Hart spends some time on the dark side of the diamond trade - the smugglers, the traders, the back-room deals that go hand-in-hand with any large enterprise. He also explains, in fairly simple (but not simplistic) terms, what makes a diamond so special, and why it's so difficult to find the darn things, no matter how much money you spend looking for them. Diamonds are, in their own way, controlled substances - controlled by nature, controlled by the companies that refine and distribute them. And diamond-hunting can be, for some people, an addiction, as powerful as any drug.

Speaking of diamonds, here s Hope: Adventures of a Diamond (Random House), by Marian Fowler. It's the sometimes moving, sometimes raucous story of the Hope Diamond, the world's largest and (so they say) loveliest blue diamond. It's been around for a while, three centuries give or take, has been owned, or worn, by (again, so they say) Marie Antoinette, Napoleon III, Harry Winston, and Louis XIV. This is a very entertaining dual history - Fowler writes not only about the diamond, but about the cultures that have embraced and lusted after it - but, inexplicably, there is no photo section. Shouldn't a book about the world's most famous and beautiful diamond include some pictures of the thing, some pictures of the people associated with it? This seems a strange omission. Still, it's a darn good read.
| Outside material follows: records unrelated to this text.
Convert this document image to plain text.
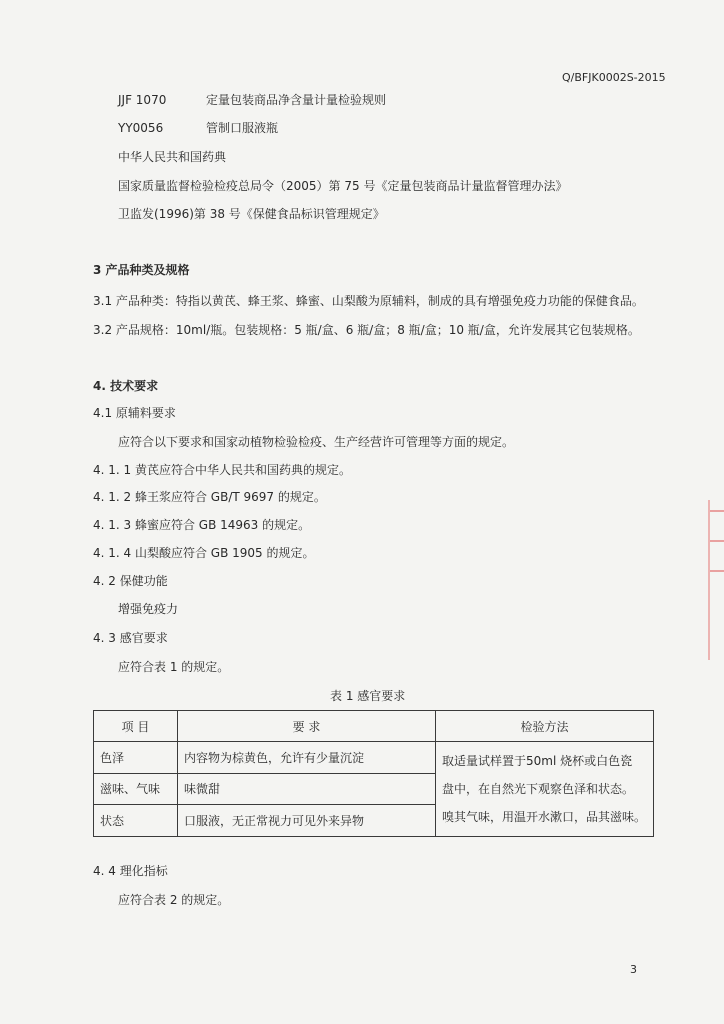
Q/BFJK0002S-2015
JJF 1070	定量包装商品净含量计量检验规则
YY0056	管制口服液瓶
中华人民共和国药典
国家质量监督检验检疫总局令（2005）第 75 号《定量包装商品计量监督管理办法》
卫监发(1996)第 38 号《保健食品标识管理规定》
3 产品种类及规格
3.1 产品种类：特指以黄芪、蜂王浆、蜂蜜、山梨酸为原辅料，制成的具有增强免疫力功能的保健食品。
3.2 产品规格：10ml/瓶。包装规格：5 瓶/盒、6 瓶/盒；8 瓶/盒；10 瓶/盒，允许发展其它包装规格。
4. 技术要求
4.1 原辅料要求
应符合以下要求和国家动植物检验检疫、生产经营许可管理等方面的规定。
4. 1. 1 黄芪应符合中华人民共和国药典的规定。
4. 1. 2 蜂王浆应符合 GB/T 9697 的规定。
4. 1. 3 蜂蜜应符合 GB 14963 的规定。
4. 1. 4 山梨酸应符合 GB 1905 的规定。
4. 2 保健功能
增强免疫力
4. 3 感官要求
应符合表 1 的规定。
表 1 感官要求
项 目	要 求	检验方法
色泽	内容物为棕黄色，允许有少量沉淀	取适量试样置于50ml 烧杯或白色瓷
盘中，在自然光下观察色泽和状态。
嗅其气味，用温开水漱口，品其滋味。

滋味、气味	味微甜	
状态	口服液，无正常视力可见外来异物	
4. 4 理化指标
应符合表 2 的规定。
3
If you ve read Andrew Barr's Drink, and you're thirsty for more (sorry), check out Sniffing the Cork (Atria Books), by Judy Beardsall with C.B. deSwaan. Beardsall's been in the wine trade for a couple of decades, so I guess it's fair to assume she knows what she's talking about; lord knows I don't have a clue about this stuff - or didn't before cracking the covers of this marvellously informative little ditty. Subtitled 'And Other Wine Myths Demystified,' the book covers the basics (red or white with our meal?) and a lot of fairly advanced stuff, too (like the connection between wine and health). Until now, all I knew about wine I learned from a Columbo episode (Any Old Port in a Storm, if you're interested, with Donald Pleasance as the special guest murderer). Now I know a whole bunch more.

And if Davenport-Hines's Pursuit of Oblivion has whetted your appetite, why not pick up Cocaine: An Unauthorized Biography (Thomas Dunne Books), by Dominic Streatfeild, a British documentary-film producer. Talk about comprehensive: Streatfeild starts way back in 1499, with Amerigo Vespucci's discovery of two important things: South America, and some leaves that made people feel really, really weird: coco leaves, which gave the world cocaine. Half a millennium later, coke is a massively big business, bringing in more than - get ready for your eyes to bug out - the combined revenues of McDonald's, Kellogg's, and Microsoft. Cocaine's twisty-turny history, from being a useful part of a medical kitbag (it was used as an anaesthetic by the Incas) to soft-drink additive to scourge of mankind, is laid out in all its glorious, unsavoury detail. It's a lively story, told in a lively style: the perfect combination.

You say you want a resolution? Well, you know, these books oughta give you some ideas. Happy reading.